Some (newly) famous faces have come and gone -- a Tripp here, a Lewinsky there -- and surely it's been exciting to be in the know while the rest of the curious world subsists on Ken Starr's surreptitous leavings. (Even if they can never, ever talk about it.) But the guest list has never been classier than on Monday when the President himself looms before them on closed-circuit TV. And the 23 will put down their crosswords and coffee cups, and settle in for . . .
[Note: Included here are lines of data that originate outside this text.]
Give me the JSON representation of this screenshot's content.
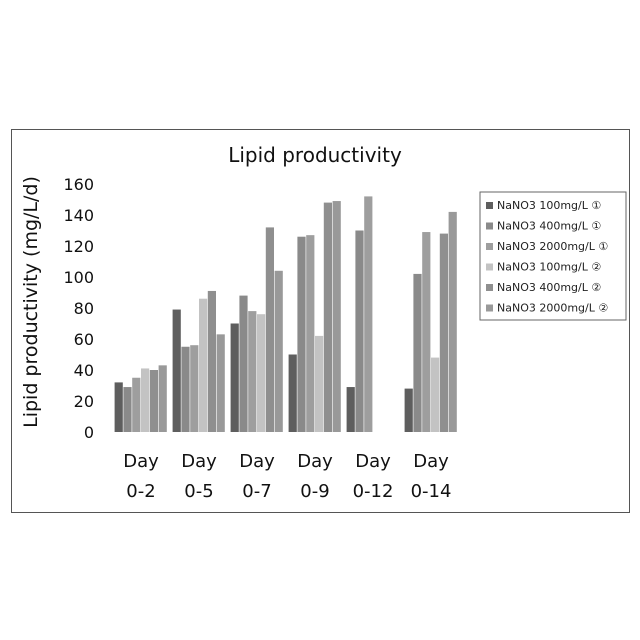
{
  "chart_data": {
    "type": "bar",
    "title": "Lipid productivity",
    "xlabel": "",
    "ylabel": "Lipid productivity (mg/L/d)",
    "ylim": [
      0,
      160
    ],
    "yticks": [
      0,
      20,
      40,
      60,
      80,
      100,
      120,
      140,
      160
    ],
    "grid": false,
    "legend_position": "right",
    "categories": [
      [
        "Day",
        "0-2"
      ],
      [
        "Day",
        "0-5"
      ],
      [
        "Day",
        "0-7"
      ],
      [
        "Day",
        "0-9"
      ],
      [
        "Day",
        "0-12"
      ],
      [
        "Day",
        "0-14"
      ]
    ],
    "series": [
      {
        "name": "NaNO3 100mg/L ①",
        "color": "#5e5e5e",
        "values": [
          32,
          79,
          70,
          50,
          29,
          28
        ]
      },
      {
        "name": "NaNO3 400mg/L ①",
        "color": "#8a8a8a",
        "values": [
          29,
          55,
          88,
          126,
          130,
          102
        ]
      },
      {
        "name": "NaNO3 2000mg/L ①",
        "color": "#9e9e9e",
        "values": [
          35,
          56,
          78,
          127,
          152,
          129
        ]
      },
      {
        "name": "NaNO3 100mg/L ②",
        "color": "#c3c3c3",
        "values": [
          41,
          86,
          76,
          62,
          null,
          48
        ]
      },
      {
        "name": "NaNO3 400mg/L ②",
        "color": "#8f8f8f",
        "values": [
          40,
          91,
          132,
          148,
          null,
          128
        ]
      },
      {
        "name": "NaNO3 2000mg/L ②",
        "color": "#999999",
        "values": [
          43,
          63,
          104,
          149,
          null,
          142
        ]
      }
    ]
  }
}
The Last Picture Show (1971). Peter Bogdanovich's black-and-white neo-classic about the death of a North Texas town has plenty of similarities to this scandal, whose own denouement is tiptoeing into view. Sex, sex, sex, for one thing, including plenty of discussion about how far is too far to go on a sultry Panhandle night. The coquette/tramp, played with appropriate feminine deviltry by Cybill Shepherd (who never looked so good -- just ask Bogdanovich, who did a May-December bit of his own with Cybill during the shoot and after). And of course the mantra, inserted early on by John Keats via John Hillerman: "'Beauty is truth, truth beauty,' -- that is all ye know on earth, and all ye need to know." The grand jury knows. But they ain't talking.

Twenty years after the moviehouse closed, Bogdanovich gave his landmark film the Evening Star treatment with the wan Texasville (1991). Pass on it. But if it's true the President is considering a sequel of his own on Monday night -- a televised primetime address to the nation -- you'll want to tune in at 9. If he's a no-show, there's always Miss Teen USA.